Le vrai moteur de la consommation d’eau : la chaleur
Un centre de données, c’est essentiellement un immense entrepôt rempli de serveurs qui transforment de l’électricité en calcul… et en chaleur. Avec l’explosion des usages liés à l’IA, la densité thermique grimpe, ce qui accentue le besoin de refroidissement.
Beaucoup d’installations utilisent des tours de refroidissement évaporatives : l’eau s’évapore pour emporter la chaleur, un peu comme la transpiration. Résultat : l’eau n’est pas seulement « utilisée », elle est consommée (perdue par évaporation).
Pourquoi l’eau potable reste l’option la plus simple
Même si l’eau recyclée est possible en théorie, plusieurs freins poussent les opérateurs vers l’eau potable :
- La chimie : Les équipements de refroidissement sont sensibles. Une eau non potable peut provoquer de l’entartrage (dépôts minéraux), de la corrosion ou de la croissance biologique. Ce qui réduit l’efficacité et augmente les coûts de traitement.
- Le coût et la disponibilité : L’eau est souvent relativement peu chère pour l’industrie, et l’approvisionnement en eau potable est plus « plug-and-play » (facile à connecter) que les alternatives.

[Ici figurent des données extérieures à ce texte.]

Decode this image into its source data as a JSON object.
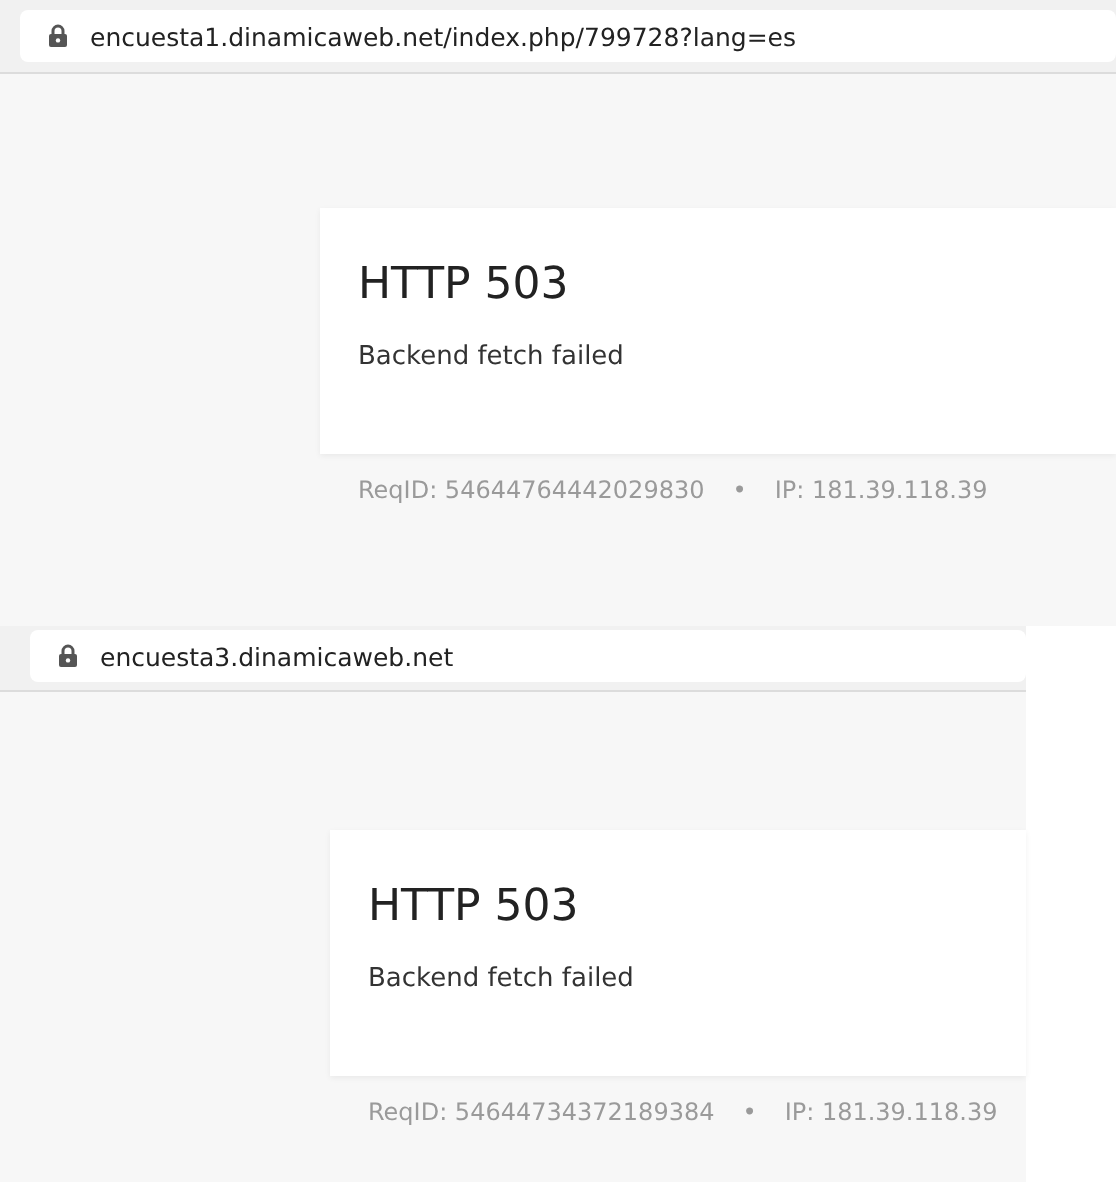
{
  "screenshots": [
    {
      "url": "encuesta1.dinamicaweb.net/index.php/799728?lang=es",
      "title": "HTTP 503",
      "message": "Backend fetch failed",
      "req_id": "ReqID: 54644764442029830",
      "separator": "•",
      "ip": "IP: 181.39.118.39"
    },
    {
      "url": "encuesta3.dinamicaweb.net",
      "title": "HTTP 503",
      "message": "Backend fetch failed",
      "req_id": "ReqID: 54644734372189384",
      "separator": "•",
      "ip": "IP: 181.39.118.39"
    }
  ]
}
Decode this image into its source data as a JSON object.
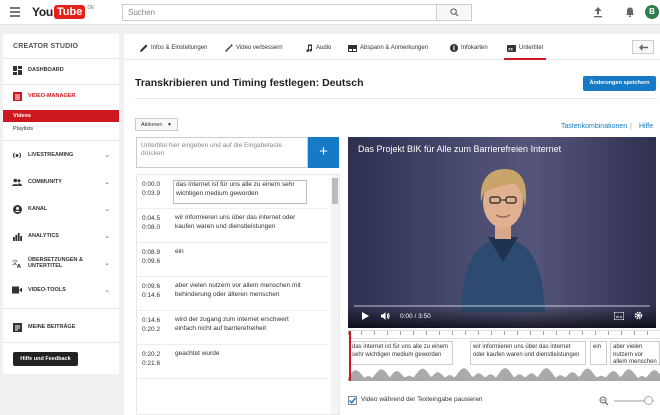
{
  "topbar": {
    "logo_you": "You",
    "logo_tube": "Tube",
    "logo_region": "DE",
    "search_placeholder": "Suchen",
    "avatar_letter": "B"
  },
  "sidebar": {
    "title": "CREATOR STUDIO",
    "items": [
      {
        "label": "DASHBOARD",
        "icon": "dashboard-icon"
      },
      {
        "label": "VIDEO-MANAGER",
        "icon": "video-manager-icon",
        "active": true
      },
      {
        "label": "LIVESTREAMING",
        "icon": "livestream-icon"
      },
      {
        "label": "COMMUNITY",
        "icon": "community-icon"
      },
      {
        "label": "KANAL",
        "icon": "channel-icon"
      },
      {
        "label": "ANALYTICS",
        "icon": "analytics-icon"
      },
      {
        "label": "ÜBERSETZUNGEN & UNTERTITEL",
        "icon": "translate-icon"
      },
      {
        "label": "VIDEO-TOOLS",
        "icon": "video-tools-icon"
      },
      {
        "label": "MEINE BEITRÄGE",
        "icon": "contributions-icon"
      }
    ],
    "subitems": {
      "videos": "Videos",
      "playlists": "Playlists"
    },
    "help_button": "Hilfe und Feedback"
  },
  "tabs": [
    {
      "label": "Infos & Einstellungen",
      "icon": "pencil-icon"
    },
    {
      "label": "Video verbessern",
      "icon": "magic-wand-icon"
    },
    {
      "label": "Audio",
      "icon": "music-note-icon"
    },
    {
      "label": "Abspann & Anmerkungen",
      "icon": "end-screen-icon"
    },
    {
      "label": "Infokarten",
      "icon": "info-icon"
    },
    {
      "label": "Untertitel",
      "icon": "cc-icon",
      "active": true
    }
  ],
  "page": {
    "title": "Transkribieren und Timing festlegen: Deutsch",
    "save_label": "Änderungen speichern",
    "actions_label": "Aktionen",
    "shortcuts_link": "Tastenkombinationen",
    "separator": "|",
    "help_link": "Hilfe",
    "input_placeholder": "Untertitel hier eingeben und auf die Eingabetaste drücken",
    "add_label": "+"
  },
  "cues": [
    {
      "start": "0:00.0",
      "end": "0:03.9",
      "text": "das internet ist für uns alle zu einem sehr wichtigen medium geworden"
    },
    {
      "start": "0:04.5",
      "end": "0:08.0",
      "text": "wir informieren uns über das internet oder kaufen waren und dienstleistungen"
    },
    {
      "start": "0:08.9",
      "end": "0:09.6",
      "text": "ein"
    },
    {
      "start": "0:09.6",
      "end": "0:14.6",
      "text": "aber vielen nutzern vor allem menschen mit behinderung oder älteren menschen"
    },
    {
      "start": "0:14.6",
      "end": "0:20.2",
      "text": "wird der zugang zum internet erschwert einfach nicht auf barrierefreiheit"
    },
    {
      "start": "0:20.2",
      "end": "0:21.6",
      "text": "geachtet wurde"
    }
  ],
  "video": {
    "title": "Das Projekt BIK für Alle zum Barrierefreien Internet",
    "time": "0:00 / 3:50"
  },
  "timeline": [
    {
      "text": "das internet ist für uns alle zu einem sehr wichtigen medium geworden"
    },
    {
      "text": "wir informieren uns über das internet oder kaufen waren und dienstleistungen"
    },
    {
      "text": "ein"
    },
    {
      "text": "aber vielen nutzern vor allem menschen mit behinderung ode"
    }
  ],
  "options": {
    "pause_label": "Video während der Texteingabe pausieren",
    "pause_checked": true
  },
  "colors": {
    "accent_red": "#cc181e",
    "accent_blue": "#167ac6"
  }
}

Le goulot : l’infrastructure (et les pistes de solution)
Une autre raison majeure est l’infrastructure. Même une entreprise qui voudrait utiliser de l’eau recyclée ne peut pas toujours y accéder. La disponibilité demeure limitée (par exemple, moins de 1 % de l’eau utilisée aux États-Unis serait recyclée). Et sans réseau de distribution d’eau recyclée, un centre de données devrait quasiment se bâtir sa propre « mini-utility » de traitement d’eau.
La pression augmente avec l’IA, mais des approches comme le refroidissement liquide en boucle fermée pourraient réduire la dépendance à l’évaporation.

💡 Le saviez-vous ?
- Un exemple qui a fait réagir (Montevideo) : En 2023, Montevideo (Uruguay) a subi une sécheresse majeure, au point de devoir mélanger de l’eau salée à l’eau potable pour la population. Dans le même temps, un projet de centre de données associé à Google dans la région a été évoqué avec une consommation estimée à 7,6 millions de litres d’eau douce par jour.
- Des ordres de grandeur qui donnent le vertige : Selon des recherches citées, d’ici 2027, les systèmes d’IA pourraient consommer annuellement autant d’eau que la consommation totale mondiale d’eau embouteillée.